The Uruguay international won't be seen on a football pitch in England until September following his unprovoked attack on Chelsea defender Branislav Ivanovic that sparked widespread condemnation, including criticism by British Prime Minister David Cameron for setting an "appalling" example to youngsters.
"I would like to explain to everybody that I decided to accept the ban because whilst 10 games is clearly greater than those bans given in past cases where players have actually been seriously injured," Suarez said in a statement on his personal website, "I acknowledge that my actions were not acceptable on the football pitch so I do not want to give the wrong impression to people by making an appeal."
The English Football Association deemed a regular three-match ban for violent conduct insufficient in this case, and an independent panel on Wednesday punished him with seven more games.
The panel said Suarez failed to appreciate "the gravity and seriousness of this truly exceptional incident" and wanted to send a "strong message that such deplorable behaviours do not have a place in football."
"While we accepted that Mr. Suarez's reputation had been impacted, these unsavoury pictures would have given a bad image of English football domestically and across the world alike," the three-person panel said in its written reasons, which were released by the FA later Friday.
The panel also referred to the possible health repercussions of Suarez's "truly disgraceful behaviour."
Suarez, the Premier League's second top scorer with 23 goals, could have lodged an appeal against the extra seven games. If unsuccessful, however, he risked the possibility of the FA extending his sanction for making a frivolous appeal.
He has apologized, and been fined by Liverpool, for biting Ivanovic's upper right arm in the second half of the 2-2 draw between Liverpool and Chelsea on Sunday.
"I hope that all the people who I have offended at Anfield last Sunday will grant me forgiveness and I again repeat my personal apology to Branislav," Suarez added.
Suarez's suspension will begin immediately, meaning he will miss the last four games of this season and the first six of the next. Liverpool is seventh in the standings and unlikely to qualify for Europe next season.
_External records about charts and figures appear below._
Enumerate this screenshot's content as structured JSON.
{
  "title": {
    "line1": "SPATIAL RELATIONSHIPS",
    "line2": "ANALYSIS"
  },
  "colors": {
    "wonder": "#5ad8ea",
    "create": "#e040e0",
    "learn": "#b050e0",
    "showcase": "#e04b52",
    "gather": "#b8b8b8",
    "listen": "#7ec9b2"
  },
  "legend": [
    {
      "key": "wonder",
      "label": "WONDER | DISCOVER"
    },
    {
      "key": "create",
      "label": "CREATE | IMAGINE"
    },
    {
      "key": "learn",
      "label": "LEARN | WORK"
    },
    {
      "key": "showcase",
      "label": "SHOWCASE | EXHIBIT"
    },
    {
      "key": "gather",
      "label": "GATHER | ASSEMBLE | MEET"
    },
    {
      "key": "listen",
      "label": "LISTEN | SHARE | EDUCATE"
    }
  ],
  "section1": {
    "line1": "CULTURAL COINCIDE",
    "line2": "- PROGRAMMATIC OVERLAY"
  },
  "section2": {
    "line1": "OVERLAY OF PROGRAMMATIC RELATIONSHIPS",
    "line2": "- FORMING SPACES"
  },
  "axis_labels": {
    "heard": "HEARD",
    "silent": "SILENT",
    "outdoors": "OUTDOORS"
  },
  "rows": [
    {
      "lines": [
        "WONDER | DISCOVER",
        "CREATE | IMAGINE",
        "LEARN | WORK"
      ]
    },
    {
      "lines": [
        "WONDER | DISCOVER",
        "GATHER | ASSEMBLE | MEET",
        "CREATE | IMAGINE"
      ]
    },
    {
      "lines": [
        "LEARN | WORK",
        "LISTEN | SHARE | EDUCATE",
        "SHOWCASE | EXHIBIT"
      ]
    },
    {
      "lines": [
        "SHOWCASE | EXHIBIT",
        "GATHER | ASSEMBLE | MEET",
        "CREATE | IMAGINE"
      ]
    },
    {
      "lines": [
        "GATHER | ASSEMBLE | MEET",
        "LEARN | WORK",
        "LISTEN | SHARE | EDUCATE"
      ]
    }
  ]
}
Despite his latest transgression — broadcast live to a global television audience — the headline-grabbing striker has been passionately defended by Liverpool manager Brendan Rodgers, other Premier League coaches and his teammates, who feel Suarez has been treated differently by the FA because of his past disciplinary record. Suarez has previously been suspended for seven matches for biting an opponent in a Dutch league game in 2010 and also for eight games for racially abusing Manchester United defender Patrice Evra in 2011.
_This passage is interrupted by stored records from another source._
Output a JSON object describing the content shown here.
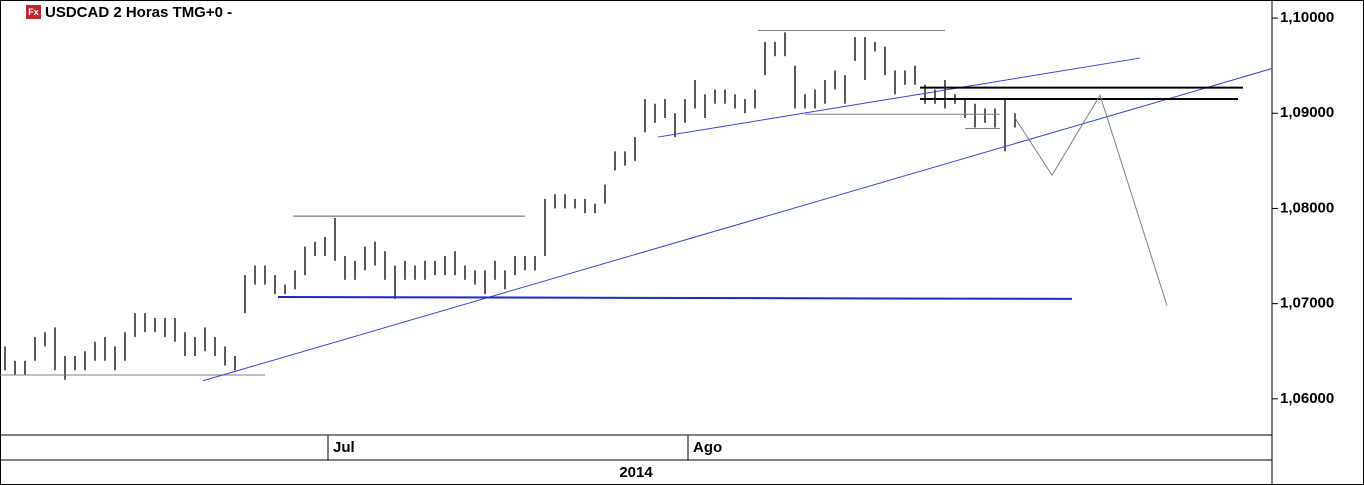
{
  "chart_data": {
    "type": "ohlc",
    "title": "USDCAD 2 Horas TMG+0 -",
    "icon_text": "Fx",
    "year_label": "2014",
    "color": "#000000",
    "low": [
      1.063,
      1.0625,
      1.0625,
      1.064,
      1.0655,
      1.063,
      1.062,
      1.063,
      1.063,
      1.064,
      1.064,
      1.063,
      1.064,
      1.0665,
      1.067,
      1.067,
      1.0665,
      1.066,
      1.0645,
      1.0645,
      1.065,
      1.0645,
      1.0635,
      1.063,
      1.069,
      1.072,
      1.072,
      1.071,
      1.071,
      1.0715,
      1.073,
      1.075,
      1.075,
      1.0745,
      1.0725,
      1.0725,
      1.0735,
      1.074,
      1.0725,
      1.0705,
      1.0725,
      1.0725,
      1.0725,
      1.073,
      1.073,
      1.073,
      1.0725,
      1.072,
      1.071,
      1.0725,
      1.0715,
      1.073,
      1.0735,
      1.0735,
      1.075,
      1.08,
      1.08,
      1.08,
      1.0795,
      1.0795,
      1.0805,
      1.084,
      1.0845,
      1.085,
      1.088,
      1.089,
      1.0895,
      1.0875,
      1.089,
      1.0905,
      1.0895,
      1.091,
      1.091,
      1.0905,
      1.09,
      1.0905,
      1.094,
      1.096,
      1.096,
      1.0905,
      1.0905,
      1.0905,
      1.091,
      1.0925,
      1.091,
      1.0955,
      1.0935,
      1.0965,
      1.094,
      1.092,
      1.093,
      1.093,
      1.091,
      1.091,
      1.0905,
      1.091,
      1.0895,
      1.0885,
      1.089,
      1.0885,
      1.086,
      1.0885
    ],
    "high": [
      1.0655,
      1.064,
      1.064,
      1.0665,
      1.067,
      1.0675,
      1.0645,
      1.0645,
      1.065,
      1.066,
      1.0665,
      1.0655,
      1.067,
      1.069,
      1.069,
      1.0685,
      1.0685,
      1.0685,
      1.067,
      1.0665,
      1.0675,
      1.0665,
      1.0655,
      1.0645,
      1.073,
      1.074,
      1.074,
      1.073,
      1.072,
      1.0735,
      1.076,
      1.0765,
      1.077,
      1.079,
      1.075,
      1.0745,
      1.076,
      1.0765,
      1.0755,
      1.074,
      1.0745,
      1.074,
      1.0745,
      1.0745,
      1.075,
      1.0755,
      1.074,
      1.0735,
      1.0735,
      1.0745,
      1.0735,
      1.075,
      1.075,
      1.075,
      1.081,
      1.0815,
      1.0815,
      1.081,
      1.081,
      1.0805,
      1.0825,
      1.086,
      1.086,
      1.0875,
      1.0915,
      1.091,
      1.0915,
      1.09,
      1.0915,
      1.0935,
      1.092,
      1.0925,
      1.0925,
      1.092,
      1.0915,
      1.0925,
      1.0975,
      1.0975,
      1.0985,
      1.095,
      1.092,
      1.0925,
      1.0935,
      1.0945,
      1.094,
      1.098,
      1.098,
      1.0975,
      1.097,
      1.0945,
      1.0945,
      1.095,
      1.093,
      1.0925,
      1.0935,
      1.092,
      1.0915,
      1.091,
      1.0905,
      1.0905,
      1.0915,
      1.09
    ],
    "xlim": [
      -0.5,
      126.7
    ],
    "xticks": [
      {
        "value": 32.3,
        "label": "Jul"
      },
      {
        "value": 68.3,
        "label": "Ago"
      }
    ],
    "ylim": [
      1.0562,
      1.1019
    ],
    "yticks": [
      {
        "value": 1.06,
        "label": "1,06000"
      },
      {
        "value": 1.07,
        "label": "1,07000"
      },
      {
        "value": 1.08,
        "label": "1,08000"
      },
      {
        "value": 1.09,
        "label": "1,09000"
      },
      {
        "value": 1.1,
        "label": "1,10000"
      }
    ],
    "drawings": [
      {
        "color": "#808080",
        "width": 1,
        "x": [
          -0.5,
          26
        ],
        "y": [
          1.0625,
          1.0625
        ]
      },
      {
        "color": "#3344dd",
        "width": 1,
        "x": [
          19.8,
          126.7
        ],
        "y": [
          1.0619,
          1.0947
        ]
      },
      {
        "color": "#1a2bcc",
        "width": 2,
        "x": [
          27.3,
          106.7
        ],
        "y": [
          1.0707,
          1.0705
        ]
      },
      {
        "color": "#606060",
        "width": 1,
        "x": [
          28.8,
          52
        ],
        "y": [
          1.0792,
          1.0792
        ]
      },
      {
        "color": "#3344dd",
        "width": 1,
        "x": [
          65.3,
          113.5
        ],
        "y": [
          1.0875,
          1.0958
        ]
      },
      {
        "color": "#808080",
        "width": 1,
        "x": [
          75.3,
          94
        ],
        "y": [
          1.0987,
          1.0987
        ]
      },
      {
        "color": "#808080",
        "width": 1,
        "x": [
          80,
          99.5
        ],
        "y": [
          1.0899,
          1.0899
        ]
      },
      {
        "color": "#000000",
        "width": 2,
        "x": [
          91.5,
          123.8
        ],
        "y": [
          1.0927,
          1.0927
        ]
      },
      {
        "color": "#000000",
        "width": 2,
        "x": [
          91.5,
          123.3
        ],
        "y": [
          1.0915,
          1.0915
        ]
      },
      {
        "color": "#808080",
        "width": 1,
        "x": [
          96,
          99.5
        ],
        "y": [
          1.0884,
          1.0884
        ]
      },
      {
        "color": "#808080",
        "width": 1,
        "x": [
          101,
          104.7,
          109.5,
          116.2
        ],
        "y": [
          1.0895,
          1.0835,
          1.0919,
          1.0698
        ]
      }
    ]
  }
}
However, the independent panel stressed that it "did not take into consideration any previous disciplinary records of Mr. Suarez and considered the offence in isolation."
"We are all disappointed at the severity of the punishment and in particular the differing standards that have been applied across various previous incidents," Liverpool managing director Ian Ayre said in a club statement.
"Luis is an important member of our team and nothing has changed in that regard. We are committed to helping him improve his conduct and he will be given our full support."
Rodgers, who said on Thursday the punishment had been given "against the man rather than the incident," added in the statement that the club had to "move on and support Luis in his decision."
Cameron said Friday that he welcomed the tough sanction on one of English football's most high-profile players.
"I made my own views clear just as a dad watching the game," Cameron told the BBC. "I've got a 7-year-old son who just loves watching football and when players behave like this it just sets the most appalling example to young people in our country.
"I've read in some newspapers, who think somehow this isn't serious," Cameron added. "I think it is serious, when we're trying to bring up our children properly, they do see football players as role models."